DG(デイビッド・グリーン):冗談抜きで、単純な話だよ。「街の歩きやすさ」という点については、人間は街区が小さい方を好むんだ。私たちのDNAに刻み込まれているようなものさ。歩いている時に達成感を与えるという話なんだけど、それは空間が変化しているという印象を与えることなんだ。マンハッタンを例に挙げよう。巨大な都市だけど、非常に歩きやすい。街区が小さいからだ。しかしストリートづたいに横に移動しようとすると、違った印象を受けるだろう。マンハッタンに行ったことがある人なら、ストリートの中を移動するよりも、アップタウンに向かって移動する方がはるかに楽しいと分かるはずだ。
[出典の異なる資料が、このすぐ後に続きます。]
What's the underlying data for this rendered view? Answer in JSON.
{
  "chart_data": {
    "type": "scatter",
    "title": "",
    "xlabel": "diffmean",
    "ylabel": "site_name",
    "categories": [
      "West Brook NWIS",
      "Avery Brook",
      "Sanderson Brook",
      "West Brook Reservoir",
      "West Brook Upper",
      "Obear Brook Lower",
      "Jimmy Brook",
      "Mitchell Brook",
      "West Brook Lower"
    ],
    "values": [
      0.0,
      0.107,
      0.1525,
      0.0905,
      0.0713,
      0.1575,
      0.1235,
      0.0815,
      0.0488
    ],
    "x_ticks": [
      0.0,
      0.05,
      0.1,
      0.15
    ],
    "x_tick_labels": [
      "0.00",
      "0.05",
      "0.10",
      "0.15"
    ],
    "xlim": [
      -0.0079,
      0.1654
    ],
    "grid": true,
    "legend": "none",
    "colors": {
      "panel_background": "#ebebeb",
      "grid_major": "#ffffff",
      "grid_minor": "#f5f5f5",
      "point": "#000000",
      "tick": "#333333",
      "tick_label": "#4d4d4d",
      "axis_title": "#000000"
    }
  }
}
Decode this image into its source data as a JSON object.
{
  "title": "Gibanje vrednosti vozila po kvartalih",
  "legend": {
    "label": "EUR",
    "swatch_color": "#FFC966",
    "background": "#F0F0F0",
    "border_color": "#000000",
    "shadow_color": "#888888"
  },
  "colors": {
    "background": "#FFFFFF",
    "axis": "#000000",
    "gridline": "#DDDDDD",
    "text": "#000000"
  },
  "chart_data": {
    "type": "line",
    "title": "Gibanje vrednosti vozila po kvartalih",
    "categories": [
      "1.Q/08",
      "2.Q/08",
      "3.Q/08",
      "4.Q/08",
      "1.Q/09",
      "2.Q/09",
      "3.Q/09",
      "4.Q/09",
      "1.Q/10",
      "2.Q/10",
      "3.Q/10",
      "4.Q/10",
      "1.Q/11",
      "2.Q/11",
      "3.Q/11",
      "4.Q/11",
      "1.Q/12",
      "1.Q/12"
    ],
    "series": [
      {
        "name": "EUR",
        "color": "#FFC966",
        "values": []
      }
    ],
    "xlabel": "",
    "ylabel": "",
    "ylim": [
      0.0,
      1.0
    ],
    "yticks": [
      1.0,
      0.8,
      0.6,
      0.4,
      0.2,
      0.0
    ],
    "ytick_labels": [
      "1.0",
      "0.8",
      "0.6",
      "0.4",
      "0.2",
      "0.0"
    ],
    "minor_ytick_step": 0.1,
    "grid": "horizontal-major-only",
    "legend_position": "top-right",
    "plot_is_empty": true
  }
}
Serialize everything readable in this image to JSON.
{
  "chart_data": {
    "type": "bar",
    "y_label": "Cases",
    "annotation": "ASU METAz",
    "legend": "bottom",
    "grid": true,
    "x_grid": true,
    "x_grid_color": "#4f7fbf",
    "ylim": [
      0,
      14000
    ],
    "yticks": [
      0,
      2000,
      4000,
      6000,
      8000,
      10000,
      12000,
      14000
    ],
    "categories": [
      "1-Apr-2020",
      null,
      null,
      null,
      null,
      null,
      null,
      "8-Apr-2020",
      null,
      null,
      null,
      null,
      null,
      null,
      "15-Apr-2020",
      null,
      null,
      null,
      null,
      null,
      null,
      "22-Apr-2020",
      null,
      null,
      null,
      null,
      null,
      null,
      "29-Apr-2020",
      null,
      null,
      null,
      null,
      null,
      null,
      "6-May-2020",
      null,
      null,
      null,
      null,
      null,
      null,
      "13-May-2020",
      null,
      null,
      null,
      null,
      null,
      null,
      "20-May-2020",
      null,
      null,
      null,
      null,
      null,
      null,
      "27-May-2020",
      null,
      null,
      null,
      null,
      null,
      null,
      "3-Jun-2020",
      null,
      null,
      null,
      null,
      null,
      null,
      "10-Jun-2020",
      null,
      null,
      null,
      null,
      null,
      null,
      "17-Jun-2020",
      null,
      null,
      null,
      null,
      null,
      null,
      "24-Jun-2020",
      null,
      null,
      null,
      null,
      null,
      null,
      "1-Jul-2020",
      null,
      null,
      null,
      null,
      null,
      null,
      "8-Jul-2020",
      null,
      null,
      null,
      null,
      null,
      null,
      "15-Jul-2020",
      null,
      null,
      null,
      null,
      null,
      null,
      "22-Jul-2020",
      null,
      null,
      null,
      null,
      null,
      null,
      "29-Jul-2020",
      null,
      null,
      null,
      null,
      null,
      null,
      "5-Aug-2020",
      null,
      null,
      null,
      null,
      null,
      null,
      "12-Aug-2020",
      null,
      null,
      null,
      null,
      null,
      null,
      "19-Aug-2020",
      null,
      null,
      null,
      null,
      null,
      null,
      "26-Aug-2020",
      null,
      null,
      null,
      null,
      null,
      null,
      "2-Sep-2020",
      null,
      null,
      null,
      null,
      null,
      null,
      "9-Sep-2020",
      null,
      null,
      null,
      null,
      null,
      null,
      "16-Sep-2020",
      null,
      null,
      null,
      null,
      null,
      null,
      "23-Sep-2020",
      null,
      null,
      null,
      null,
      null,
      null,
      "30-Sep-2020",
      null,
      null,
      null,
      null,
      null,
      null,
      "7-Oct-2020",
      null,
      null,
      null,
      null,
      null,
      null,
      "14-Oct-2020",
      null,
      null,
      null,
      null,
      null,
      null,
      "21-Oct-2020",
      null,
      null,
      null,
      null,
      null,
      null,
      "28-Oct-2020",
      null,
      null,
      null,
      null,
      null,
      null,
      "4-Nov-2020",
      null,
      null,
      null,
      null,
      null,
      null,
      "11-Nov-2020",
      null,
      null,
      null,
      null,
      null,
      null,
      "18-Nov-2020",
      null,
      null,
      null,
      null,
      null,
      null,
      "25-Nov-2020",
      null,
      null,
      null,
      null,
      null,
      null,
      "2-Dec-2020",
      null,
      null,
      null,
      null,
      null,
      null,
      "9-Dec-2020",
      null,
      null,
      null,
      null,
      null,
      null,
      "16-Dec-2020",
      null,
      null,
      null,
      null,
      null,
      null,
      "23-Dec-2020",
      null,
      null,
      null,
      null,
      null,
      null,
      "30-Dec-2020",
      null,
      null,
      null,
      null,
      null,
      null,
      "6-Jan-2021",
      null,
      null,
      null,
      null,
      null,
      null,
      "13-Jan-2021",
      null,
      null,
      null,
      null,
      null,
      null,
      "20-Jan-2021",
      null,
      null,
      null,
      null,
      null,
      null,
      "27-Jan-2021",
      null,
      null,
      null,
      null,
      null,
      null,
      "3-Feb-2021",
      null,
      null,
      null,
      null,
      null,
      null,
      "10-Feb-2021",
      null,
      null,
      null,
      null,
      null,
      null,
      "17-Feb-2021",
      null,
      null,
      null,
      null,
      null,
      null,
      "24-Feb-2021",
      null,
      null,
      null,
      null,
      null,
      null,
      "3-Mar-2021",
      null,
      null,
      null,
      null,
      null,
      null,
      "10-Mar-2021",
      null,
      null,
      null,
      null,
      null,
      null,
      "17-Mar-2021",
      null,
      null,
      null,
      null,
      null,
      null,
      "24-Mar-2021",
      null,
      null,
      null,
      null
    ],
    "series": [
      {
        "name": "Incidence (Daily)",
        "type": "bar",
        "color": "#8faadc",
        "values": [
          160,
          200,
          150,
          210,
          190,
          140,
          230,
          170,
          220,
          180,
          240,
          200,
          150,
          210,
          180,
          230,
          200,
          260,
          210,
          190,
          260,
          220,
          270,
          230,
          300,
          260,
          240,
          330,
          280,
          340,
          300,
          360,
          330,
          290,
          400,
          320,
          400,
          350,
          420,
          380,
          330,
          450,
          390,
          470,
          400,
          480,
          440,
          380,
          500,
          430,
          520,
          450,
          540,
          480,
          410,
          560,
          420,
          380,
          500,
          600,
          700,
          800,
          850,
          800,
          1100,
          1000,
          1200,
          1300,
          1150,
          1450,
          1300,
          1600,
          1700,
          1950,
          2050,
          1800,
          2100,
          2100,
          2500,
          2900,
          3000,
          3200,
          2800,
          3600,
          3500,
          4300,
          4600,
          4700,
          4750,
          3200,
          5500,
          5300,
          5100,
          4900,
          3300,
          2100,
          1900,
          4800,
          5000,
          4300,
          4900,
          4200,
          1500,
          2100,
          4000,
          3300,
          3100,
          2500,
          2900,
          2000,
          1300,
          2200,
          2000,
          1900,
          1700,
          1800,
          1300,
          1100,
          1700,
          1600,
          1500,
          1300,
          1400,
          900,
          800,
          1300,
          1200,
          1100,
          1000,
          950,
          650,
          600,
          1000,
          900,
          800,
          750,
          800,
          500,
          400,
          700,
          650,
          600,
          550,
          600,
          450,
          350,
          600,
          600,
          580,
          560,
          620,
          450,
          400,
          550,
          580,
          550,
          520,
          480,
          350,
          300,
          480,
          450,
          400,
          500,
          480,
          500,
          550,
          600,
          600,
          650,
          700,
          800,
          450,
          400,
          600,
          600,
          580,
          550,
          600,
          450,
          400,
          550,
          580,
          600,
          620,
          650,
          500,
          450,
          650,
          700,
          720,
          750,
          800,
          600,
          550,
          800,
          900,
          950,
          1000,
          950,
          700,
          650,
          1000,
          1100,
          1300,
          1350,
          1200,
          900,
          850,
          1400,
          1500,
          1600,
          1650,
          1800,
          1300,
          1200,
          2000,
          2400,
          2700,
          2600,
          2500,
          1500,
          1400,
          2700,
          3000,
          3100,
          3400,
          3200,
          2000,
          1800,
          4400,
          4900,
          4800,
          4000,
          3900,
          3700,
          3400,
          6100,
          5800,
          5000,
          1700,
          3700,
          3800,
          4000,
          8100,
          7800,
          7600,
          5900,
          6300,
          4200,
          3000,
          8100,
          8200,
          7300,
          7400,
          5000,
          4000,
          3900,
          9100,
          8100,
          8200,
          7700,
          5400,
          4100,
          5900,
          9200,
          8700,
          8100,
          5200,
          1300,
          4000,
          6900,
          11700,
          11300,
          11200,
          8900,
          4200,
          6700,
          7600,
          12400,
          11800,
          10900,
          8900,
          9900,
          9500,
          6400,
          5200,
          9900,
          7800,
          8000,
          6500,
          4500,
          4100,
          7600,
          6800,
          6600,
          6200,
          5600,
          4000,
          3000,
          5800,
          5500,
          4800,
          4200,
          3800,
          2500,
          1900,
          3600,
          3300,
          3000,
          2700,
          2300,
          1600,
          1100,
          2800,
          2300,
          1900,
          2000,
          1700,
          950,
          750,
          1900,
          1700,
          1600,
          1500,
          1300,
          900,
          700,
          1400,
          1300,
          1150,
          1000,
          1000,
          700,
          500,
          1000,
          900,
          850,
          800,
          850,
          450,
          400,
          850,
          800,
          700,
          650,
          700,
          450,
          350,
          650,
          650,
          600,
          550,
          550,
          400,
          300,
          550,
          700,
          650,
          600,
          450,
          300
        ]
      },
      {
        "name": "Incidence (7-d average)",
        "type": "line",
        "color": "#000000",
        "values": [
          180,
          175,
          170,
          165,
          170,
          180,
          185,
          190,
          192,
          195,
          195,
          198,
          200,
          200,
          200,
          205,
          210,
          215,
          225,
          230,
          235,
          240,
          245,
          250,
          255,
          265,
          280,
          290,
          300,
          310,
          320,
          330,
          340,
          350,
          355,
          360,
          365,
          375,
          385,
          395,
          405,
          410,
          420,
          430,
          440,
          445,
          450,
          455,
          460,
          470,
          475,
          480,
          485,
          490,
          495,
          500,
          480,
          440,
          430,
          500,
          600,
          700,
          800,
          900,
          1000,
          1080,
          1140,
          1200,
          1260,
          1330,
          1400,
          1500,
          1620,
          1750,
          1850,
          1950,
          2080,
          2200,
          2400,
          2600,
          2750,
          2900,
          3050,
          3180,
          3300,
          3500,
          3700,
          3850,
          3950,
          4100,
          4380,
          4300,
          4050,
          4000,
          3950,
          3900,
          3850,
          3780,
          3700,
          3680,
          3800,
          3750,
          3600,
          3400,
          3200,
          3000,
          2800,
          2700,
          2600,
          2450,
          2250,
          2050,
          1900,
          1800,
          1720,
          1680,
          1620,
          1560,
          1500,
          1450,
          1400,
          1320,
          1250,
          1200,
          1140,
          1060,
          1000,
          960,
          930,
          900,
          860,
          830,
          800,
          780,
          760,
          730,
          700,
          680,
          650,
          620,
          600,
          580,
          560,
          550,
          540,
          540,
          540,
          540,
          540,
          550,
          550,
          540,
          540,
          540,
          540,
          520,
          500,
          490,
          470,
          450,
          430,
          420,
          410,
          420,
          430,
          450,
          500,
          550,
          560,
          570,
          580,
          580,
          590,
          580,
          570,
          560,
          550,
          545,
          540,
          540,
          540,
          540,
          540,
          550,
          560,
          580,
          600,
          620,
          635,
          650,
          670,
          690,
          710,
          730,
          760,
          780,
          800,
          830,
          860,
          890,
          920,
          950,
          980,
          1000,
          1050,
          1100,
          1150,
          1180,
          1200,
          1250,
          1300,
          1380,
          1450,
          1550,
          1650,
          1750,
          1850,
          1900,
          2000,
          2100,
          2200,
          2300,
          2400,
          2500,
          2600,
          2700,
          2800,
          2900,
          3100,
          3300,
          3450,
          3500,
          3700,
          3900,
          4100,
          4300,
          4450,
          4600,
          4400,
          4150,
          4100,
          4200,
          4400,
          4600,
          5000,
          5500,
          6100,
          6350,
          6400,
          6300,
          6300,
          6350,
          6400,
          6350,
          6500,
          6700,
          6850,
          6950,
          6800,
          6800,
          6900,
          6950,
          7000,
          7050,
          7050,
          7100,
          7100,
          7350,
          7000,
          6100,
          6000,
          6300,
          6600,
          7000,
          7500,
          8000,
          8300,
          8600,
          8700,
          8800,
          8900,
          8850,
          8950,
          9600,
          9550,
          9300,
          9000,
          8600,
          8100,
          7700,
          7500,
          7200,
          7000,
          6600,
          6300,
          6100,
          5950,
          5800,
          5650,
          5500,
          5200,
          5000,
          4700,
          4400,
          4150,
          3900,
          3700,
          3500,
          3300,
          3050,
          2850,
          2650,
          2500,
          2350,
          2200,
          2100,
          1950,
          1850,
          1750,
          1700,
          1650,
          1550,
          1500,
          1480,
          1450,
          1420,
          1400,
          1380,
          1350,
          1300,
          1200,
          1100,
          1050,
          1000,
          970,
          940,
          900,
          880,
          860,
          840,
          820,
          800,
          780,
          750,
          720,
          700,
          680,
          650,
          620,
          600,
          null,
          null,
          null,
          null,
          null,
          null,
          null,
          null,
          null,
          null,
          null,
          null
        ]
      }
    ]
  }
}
それには距離は関係ない。なぜか?ニューヨークの街区が細長い形をしているからだ。縦に移動する際は短い辺(225フィート、約69メートル)を歩くことになり、横に移動する際は長い辺(平均600~900フィート、183~274メートル)を歩くことになる。
少し分かりづらいかもしれませんが、一緒に掲載されているイラストを見れば一目瞭然でしょう。マンハッタンの「~通り(ストリート)」は、街を東西に横切る道路のことを指します。ストリート上では街区の一辺が長くなるのに対して、アップタウンに行く、つまりマンハッタンを南から北に移動する際には(別に北から南へとダウンタウンを目指すのでも良いのですが)、街区の長さが短くなると。で、小さな街区で構成されていた方が、人間は「進んでいるな」という実感が得られて楽しく歩けるわけですね。
例えば上の図で言うと、現在地点から緑のカフェ/オレンジ色のカフェまではそれぞれ0.5マイル(約800メートル)の距離があるわけですが、オレンジ色のカフェまでの方がブロック数が多い=小さなブロックで構成されているので、歩きやすく感じるということになります。呼び出した彼女に疲れた表情をしていて欲しくなければ、迷わずオレンジ色のカフェを待ち合わせ場所に指定しなければならないと。
ただ実際には、現在の都市計画には様々な要素を加味しなければならず、簡単な話でもすぐに導入するというのはなかなか難しいんだよ、ということらしいですが。しかし「大きな仕事でも、小さく小分けして取り組めばやる気が湧く」的なライフハックにも通じる話で、なかなか興味深いのではないでしょうか。